Replacing the space among the missing teeth with implants is the best alternative to restore the patient’s oral morphology and function. However, complex and varied peri-implant diseases generally affect the long-term outcomes of the implant [37]. Early studies mentioned the loss of periapical supporting bone in implants, which was presumed to be related to microbial residue, bone overheating and premature loading [38, 39]. At present, IPL is considered to possess the multifactorial induction, with adjacent endodontic lesion having the highest priority [40]. Given the complexity and uncertainty of the pathogenesis, the incomplete recognition of IPL has led to the limitations of previous classification systems.

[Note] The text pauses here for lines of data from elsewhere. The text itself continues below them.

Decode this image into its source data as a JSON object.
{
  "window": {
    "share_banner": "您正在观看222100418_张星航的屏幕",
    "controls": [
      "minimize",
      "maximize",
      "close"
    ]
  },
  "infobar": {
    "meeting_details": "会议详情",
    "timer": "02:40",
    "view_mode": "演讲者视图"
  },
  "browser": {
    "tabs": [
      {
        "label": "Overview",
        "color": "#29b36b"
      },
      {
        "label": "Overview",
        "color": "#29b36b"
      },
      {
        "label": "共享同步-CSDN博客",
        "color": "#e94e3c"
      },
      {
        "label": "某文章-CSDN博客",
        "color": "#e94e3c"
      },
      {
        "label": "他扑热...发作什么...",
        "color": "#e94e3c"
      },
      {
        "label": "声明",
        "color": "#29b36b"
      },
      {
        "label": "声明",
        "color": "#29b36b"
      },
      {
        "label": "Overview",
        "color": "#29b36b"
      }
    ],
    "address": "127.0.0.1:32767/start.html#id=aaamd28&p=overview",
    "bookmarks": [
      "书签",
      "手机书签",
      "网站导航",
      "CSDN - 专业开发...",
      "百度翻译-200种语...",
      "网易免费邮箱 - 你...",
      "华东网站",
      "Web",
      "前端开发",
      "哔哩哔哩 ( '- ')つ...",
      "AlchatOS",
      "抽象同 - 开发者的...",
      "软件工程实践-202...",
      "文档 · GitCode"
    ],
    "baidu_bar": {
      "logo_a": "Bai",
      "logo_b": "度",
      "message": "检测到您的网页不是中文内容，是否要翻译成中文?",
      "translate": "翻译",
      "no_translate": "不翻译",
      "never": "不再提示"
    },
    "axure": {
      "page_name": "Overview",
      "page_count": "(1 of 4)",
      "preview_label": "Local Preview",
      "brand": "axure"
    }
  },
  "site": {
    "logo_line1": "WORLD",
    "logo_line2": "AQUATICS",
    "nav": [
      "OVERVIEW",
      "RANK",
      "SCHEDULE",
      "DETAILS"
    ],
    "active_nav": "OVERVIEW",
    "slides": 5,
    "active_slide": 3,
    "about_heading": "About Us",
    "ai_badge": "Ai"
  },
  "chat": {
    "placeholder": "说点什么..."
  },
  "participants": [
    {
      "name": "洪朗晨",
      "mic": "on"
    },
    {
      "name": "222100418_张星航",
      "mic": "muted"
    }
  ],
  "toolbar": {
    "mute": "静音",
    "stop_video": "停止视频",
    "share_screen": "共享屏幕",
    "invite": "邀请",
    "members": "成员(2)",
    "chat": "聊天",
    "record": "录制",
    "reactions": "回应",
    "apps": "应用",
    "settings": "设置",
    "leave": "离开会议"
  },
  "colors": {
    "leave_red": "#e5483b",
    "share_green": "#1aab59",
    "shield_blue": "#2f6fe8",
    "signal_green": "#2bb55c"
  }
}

Reiser and Nevins [4] primarily divided IPL into inactive and active forms, which were also employed by Sarmast et al. [9] and Penarrocha-Diago et al [5]. Differently, the former increased the category of implant misplacement and residual infection from etiological consideration. The latter refined the characteristics of inflammatory stage from the stage of lesion progression. Regrettably, the above classifications failed to assess the histopathology of IPL, resulting in the neglection of cyst entities. Sussman et al. [41] believed that the categories "Implant to Tooth" and "Tooth to Implant" explained the potential mutual relationship between adjacent teeth and IPL. This inference was based on radiography, but it was undeniable that IPL sometimes occurred independently from the adjacent teeth. Besides, Kadkhodazadeh and Amid [11] proposed a complex classification of peri-implant disease focusing on the relationship between adjacent teeth and implant, but the interpretation of IPL was limited. Recently, Shah et al. [10] proposed a quantitative classification employing radiology to measure the affected proportion of implant. The failure to consider the pathogenesis of IPL made this classification in the need of combing with other classifications.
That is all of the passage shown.